Por otro lado, en lo que a largometrajes se refiere, le tengo especial cariño a Pasiones privadas de una mujer (1991) de James Lapine, vista en su estreno en Multicines Buñuel, comedia dramática y un elegante divertimento sobre el círculo artístico de Nohant en su refugio de Nohant-Vic, más allá de lo romántico, liderado por una soberbia Judy Davis y acompañada de otros grandes como Hugh Grant, Julian Sands y Emma Thompson. Público y crítica también destacaron el film Los hijos del siglo (1999) de Diane Kurys para adentrarnos en su relación con Alfred de Musset, con Juliette Binoche y Benoit Magimel en la construcción sentimental y literaria de Sand; y la miniserie británica de 7 episodios Notorious Woman (1974), centrada en su intensa relación con Chopin, un fresco clásico de la BBC, recreación de toda una vida única y singular, interpretado por Rosemary Harris —que de mayor será la tía May del Peter Parker de Sam Raimi, todo un pilar de la conciencia—.

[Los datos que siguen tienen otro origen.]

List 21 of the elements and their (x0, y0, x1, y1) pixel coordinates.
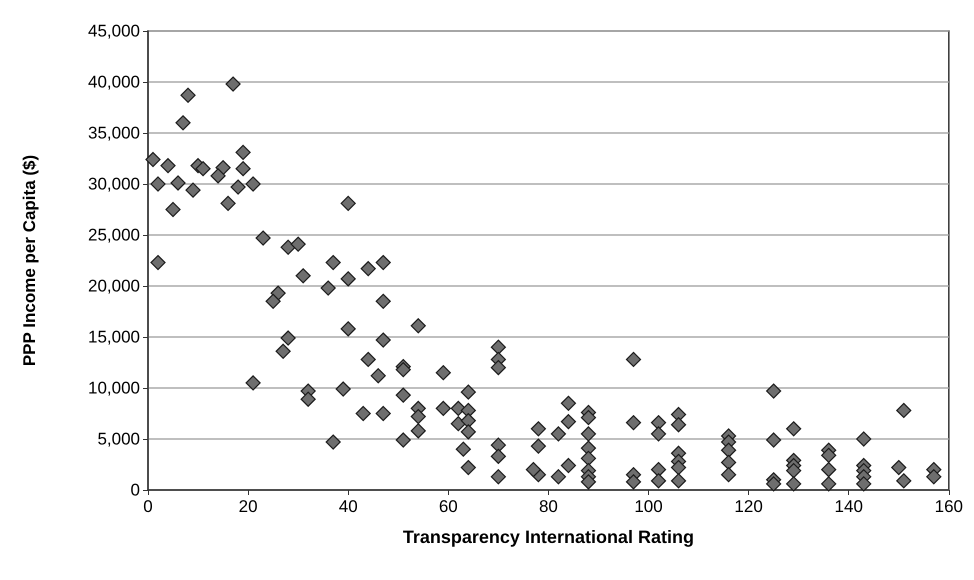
x-tick-label: 20 (238, 497, 258, 516)
x-tick-label: 0 (143, 497, 153, 516)
x-tick-label: 160 (934, 497, 964, 516)
x-tick-label: 100 (634, 497, 663, 516)
x-tick-label: 120 (734, 497, 763, 516)
y-tick-label: 40,000 (88, 72, 140, 92)
y-tick-label: 15,000 (88, 328, 140, 346)
y-tick-label: 0 (130, 480, 140, 500)
y-axis-title: PPP Income per Capita ($) (20, 154, 39, 366)
y-tick-label: 45,000 (88, 22, 140, 40)
y-tick-label: 30,000 (88, 174, 140, 194)
y-tick-label: 25,000 (88, 226, 140, 244)
y-tick-label: 35,000 (88, 124, 140, 142)
x-tick-label: 40 (338, 497, 358, 516)
y-tick-label: 20,000 (88, 276, 140, 296)
x-axis-title: Transparency International Rating (402, 527, 694, 547)
x-tick-label: 60 (438, 497, 458, 516)
y-tick-label: 5,000 (97, 430, 140, 448)
y-tick-label: 10,000 (88, 378, 140, 398)
x-tick-label: 80 (538, 497, 558, 516)
x-tick-label: 140 (834, 497, 863, 516)
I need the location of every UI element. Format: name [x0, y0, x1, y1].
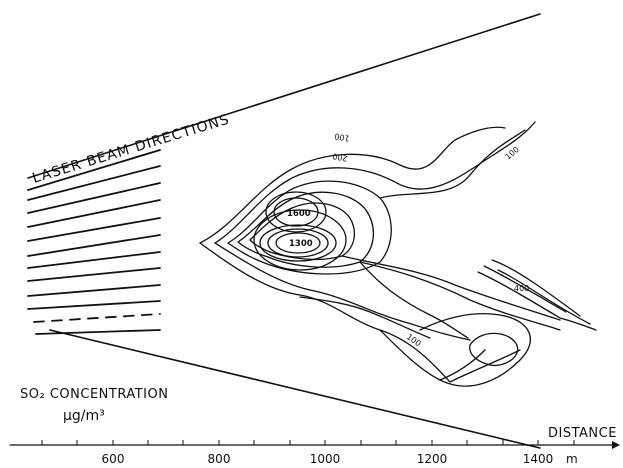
contour-label-400: 400 [514, 284, 529, 293]
concentration-unit-label: µg/m³ [63, 408, 105, 424]
contour-label-100-bottom: 100 [405, 332, 423, 348]
tick-label-1000: 1000 [310, 452, 341, 466]
tick-label-1400: 1400 [523, 452, 554, 466]
fan-lower-boundary [49, 329, 541, 449]
contour-value-labels: 100 200 100 1600 1300 400 100 [287, 131, 529, 348]
tick-label-1200: 1200 [417, 452, 448, 466]
laser-beam-lines [27, 149, 161, 335]
contour-label-1300: 1300 [289, 239, 313, 249]
laser-beam-directions-label: LASER BEAM DIRECTIONS [30, 111, 231, 186]
so2-concentration-label: SO₂ CONCENTRATION [20, 387, 168, 402]
contour-label-1600: 1600 [287, 209, 311, 219]
tick-label-600: 600 [102, 452, 125, 466]
so2-concentration-contours [199, 121, 597, 387]
beam-fan-boundaries [27, 13, 541, 449]
contour-label-200-top: 200 [332, 151, 349, 163]
contour-label-100-top: 100 [334, 131, 351, 143]
tick-label-800: 800 [208, 452, 231, 466]
distance-axis: 600 800 1000 1200 1400 m [9, 440, 620, 466]
axis-arrowhead [612, 441, 620, 449]
axis-unit-m: m [566, 452, 578, 466]
distance-label: DISTANCE [548, 426, 617, 441]
fan-upper-boundary [27, 13, 541, 179]
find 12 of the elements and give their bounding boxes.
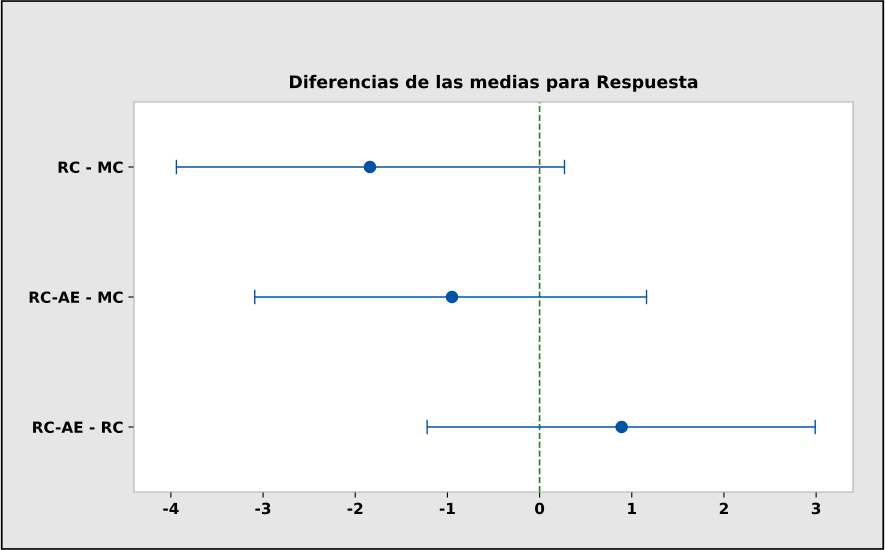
x-tick-label: -3 — [255, 502, 270, 514]
x-tick-label: 3 — [812, 502, 820, 514]
x-tick-label: -2 — [348, 502, 362, 514]
y-tick-label: RC - MC — [58, 161, 123, 174]
x-tick-label: -4 — [163, 502, 179, 514]
y-tick-label: RC-AE - RC — [33, 421, 123, 434]
x-tick-label: 2 — [720, 502, 728, 514]
x-tick-label: 1 — [628, 502, 636, 514]
x-tick-label: 0 — [535, 502, 544, 514]
chart-title: Diferencias de las medias para Respuesta — [290, 74, 698, 92]
y-tick-label: RC-AE - MC — [30, 291, 123, 304]
x-tick-label: -1 — [440, 502, 455, 514]
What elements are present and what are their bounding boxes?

Sinceramente, si ahora tuviera que producir un largometraje homenaje a George Sand se lo encomendaría a Isabel Coixet. Como en Ese oscuro objeto del deseo, dos actrices, Bárbara Lennie y Goize Blanco, harían de Amantine Aurore Lucile Dupin de Dudevant. Urko Olazabal sería Gustave Flaubert, Manuel Solo de Honoré de Balzac, Javier Rey como Frédéric Chopin, Álex González de Franz Liszt, Aida Folch como Pauline Viardot y Mariano Venancio a lo François Buloz. Seguro que saldría algo más que curioso y muy profundo. Todo sería poco para poner en valor la actitud de George Sand, novelista y figura fundamental en la historia de la cultura europea, la igualdad y la emancipación femenina, de la que toda excusa es buena con objeto de revisitar su vida y también su obra.